Why mix of Wind and Wave

The primary advantage of the wind and wave synergy is that it can provide a much steadier power output, therefore, raising the reserved capacity of the national grid, which makes the system more stable and not so dependent on non-dispatchable energy systems. The possibility to have a steady power output does not have any economic advantages for the developer at present, as the output would not be stable enough to qualify for the Capacity Market, but it could have the potential to reduce the subsidy level required to bridge the gap between the day-ahead sales price and the Contracts for Difference (CfD) strike price. It would also help the national grid to be consistent and not highly reliant on storage technologies, such as batteries, or Short-Term Operating Reserve (STOR) to guarantee the grid stability and power quality.
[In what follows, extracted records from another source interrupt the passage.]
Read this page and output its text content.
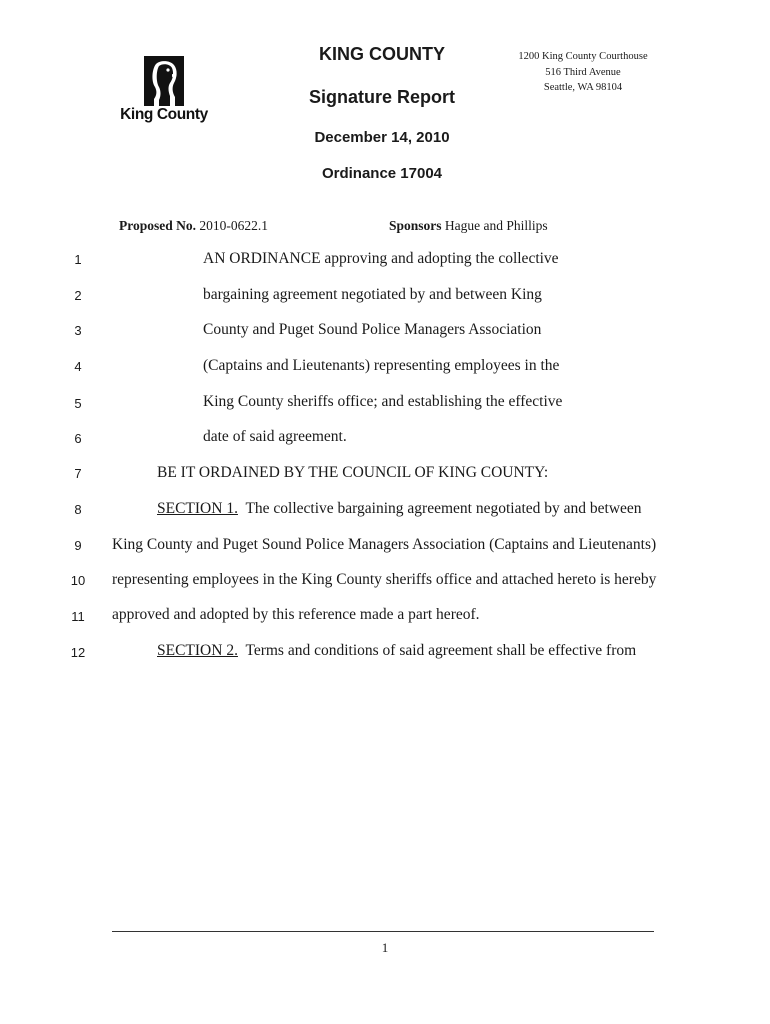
King County
KING COUNTY
Signature Report
December 14, 2010
Ordinance 17004
1200 King County Courthouse
516 Third Avenue
Seattle, WA 98104
Proposed No. 2010-0622.1	Sponsors Hague and Phillips
1	AN ORDINANCE approving and adopting the collective
2	bargaining agreement negotiated by and between King
3	County and Puget Sound Police Managers Association
4	(Captains and Lieutenants) representing employees in the
5	King County sheriffs office; and establishing the effective
6	date of said agreement.
7	BE IT ORDAINED BY THE COUNCIL OF KING COUNTY:
8	SECTION 1. The collective bargaining agreement negotiated by and between
9	King County and Puget Sound Police Managers Association (Captains and Lieutenants)
10	representing employees in the King County sheriffs office and attached hereto is hereby
11	approved and adopted by this reference made a part hereof.
12	SECTION 2. Terms and conditions of said agreement shall be effective from
1
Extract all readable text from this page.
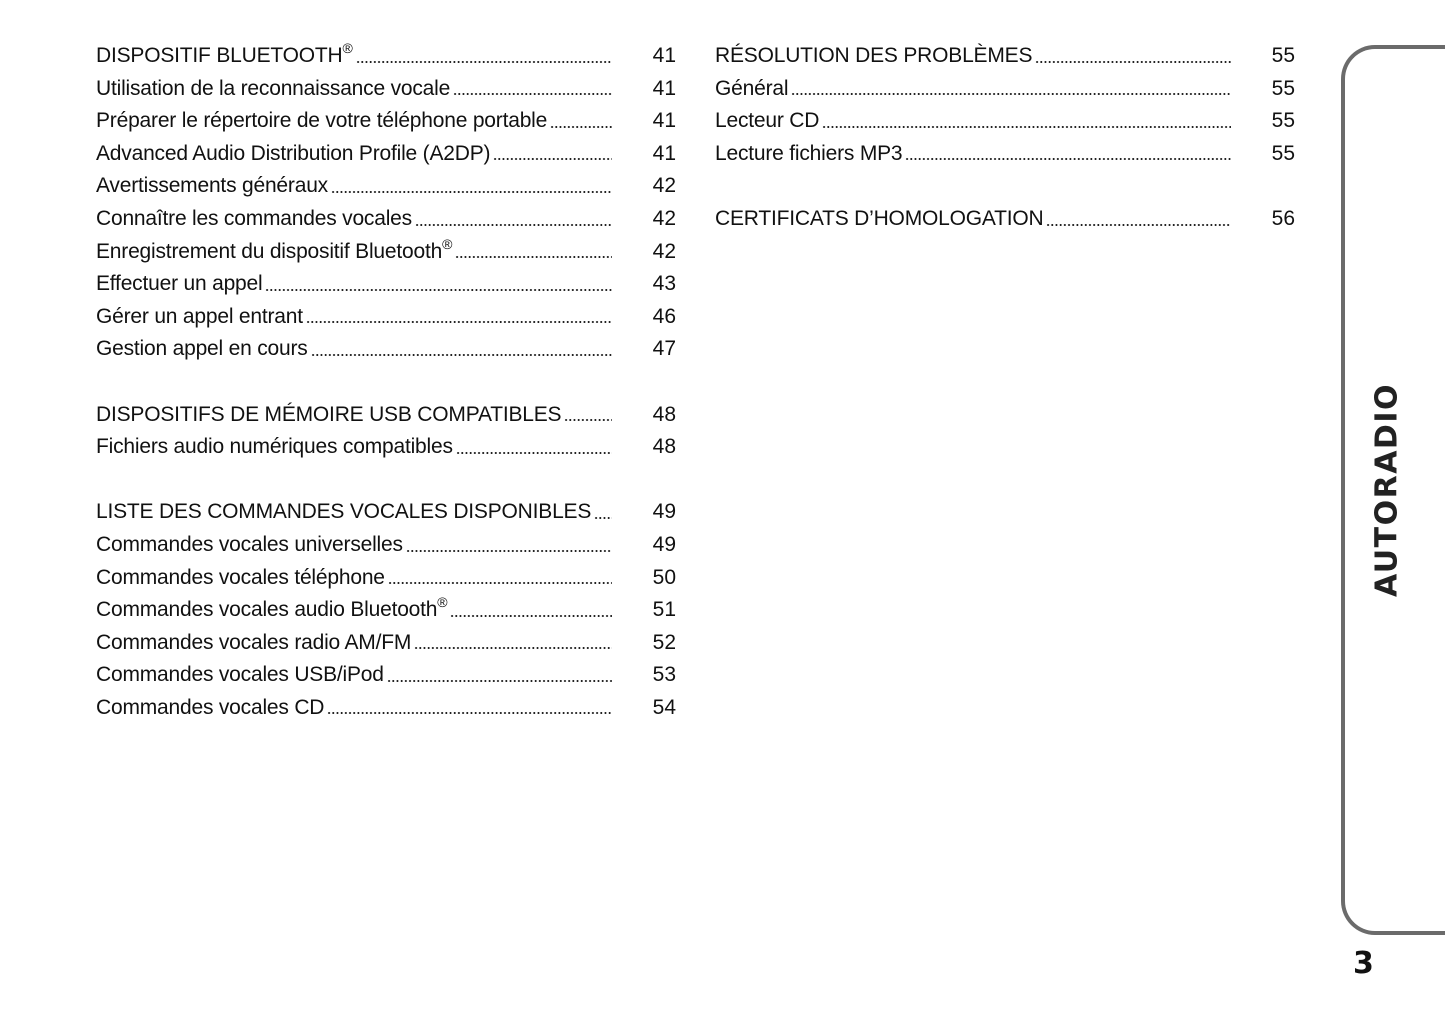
DISPOSITIF BLUETOOTH®	41
Utilisation de la reconnaissance vocale	41
Préparer le répertoire de votre téléphone portable	41
Advanced Audio Distribution Profile (A2DP)	41
Avertissements généraux	42
Connaître les commandes vocales	42
Enregistrement du dispositif Bluetooth®	42
Effectuer un appel	43
Gérer un appel entrant	46
Gestion appel en cours	47
DISPOSITIFS DE MÉMOIRE USB COMPATIBLES	48
Fichiers audio numériques compatibles	48
LISTE DES COMMANDES VOCALES DISPONIBLES	49
Commandes vocales universelles	49
Commandes vocales téléphone	50
Commandes vocales audio Bluetooth®	51
Commandes vocales radio AM/FM	52
Commandes vocales USB/iPod	53
Commandes vocales CD	54
RÉSOLUTION DES PROBLÈMES	55
Général	55
Lecteur CD	55
Lecture fichiers MP3	55
CERTIFICATS D’HOMOLOGATION	56
AUTORADIO
3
So, it is clear that steadying the output is both beneficial and desirable, but what is the best way to achieve this balance?

Ultimately, the optimum mix of wind and wave could be found by plotting the estimated hourly power output form the wave energy collectors integrated into the platform, and the surrounding wind turbines. However, hourly wind and wave data in deep offshore sites is not available for that majority of sites. One site where this data has been recorded, but is not publicly available is on the West coast of Ireland. A study was carried out into the optimum mix of wind and waves for this site, and t was found that a ratio of 20% wave energy to 80% wind energy (average annual outputs) was found to provide a good balance of grid stability and output [2]. Clearly a similar study would be required at the site selected for this project – however this provides us with a good starting point and, as such, one of the main aims of this project is to achieve this 80:20 ratio.

Variability Reduction

Figure 1. Wave & Wind Combination [3]

As previously mentioned, the reduciton of variablity of power output is one of the main benefits of combining wind and wave. In non-ocean sites, such as the North Sea wind and wave are complementary energy sources; this means that the wave energy output can be maintained when wind drops, as waves often continue to travel 3-4 hours after the wind has begun to subside [4].

As demonstrated in Figure 1, courtesy of Wavestar, the power provided by the system is much more stable than the one provided individually by wind or wave. Peaks and falls are avoided by combining these two systems. Another advantage associated with this is the increased predictability of the combined resources, as waves have less variability and are more predictable than wind, therefore decreasing the uncertainty characteristic of this kind of renewable energy projects, which ultimately will enable to attract more investors [5].

In addition, in ocean sites such as the one selected for this project, waves normally travel long distances with minimal losses. Considering this, it can be concluded that it is possible to harvest the energy of ocean swells coming from distant storms while being in a temporary windless area – the wind and ocean swell are effectively decoupled. Consequently, the wave energy factor would increase [6].

Figure 2 illustrates the equivalent uniform power capturing area per unit of lateral frontal length (UPCAULFL) from waves and wind independently. It can be seen that there are 2 regions in the graph, when the wind speed is less than 18 knots (9.26 m/s), the UPCAULFL is higher in the wind than in wave, but from 9.26 m/s wind speed, is greater the one coming from waves. Considering the location of our project has a wind speed average of 9.6-11 m/s, it is highly recommended to install energy converters as the UPCAULFL for the wave converters are higher than the wind converters.

Figure 2. Wind & Wave Energy Capture Comparison [2]

As far as economic aspects are concerned, integrating and combining offshore wind and wave energy devices on the very same structure, such us the PSP Platform, reduces the capital cost. Apart from the structure, mooring lines, export cable, substation, O&M facilities and accommodation are also shared, hence, contributing to the cost saving [6]. Another important factor to be highlighted is the fact that there are higher levels of subsidy for wave energy than for wind because of its lower level of development and the need for its promotion. As a result of the Electricity Market Reform, a fixed price of £305/MW is guaranteed when exporting to the national grid energy coming from wave energy collectors [7].

Another asset behind the decision to integrate wave energy devices in this concept is to raise wave energy awareness. This technology needs to be researched in depth in order to be commercialised in the next decades.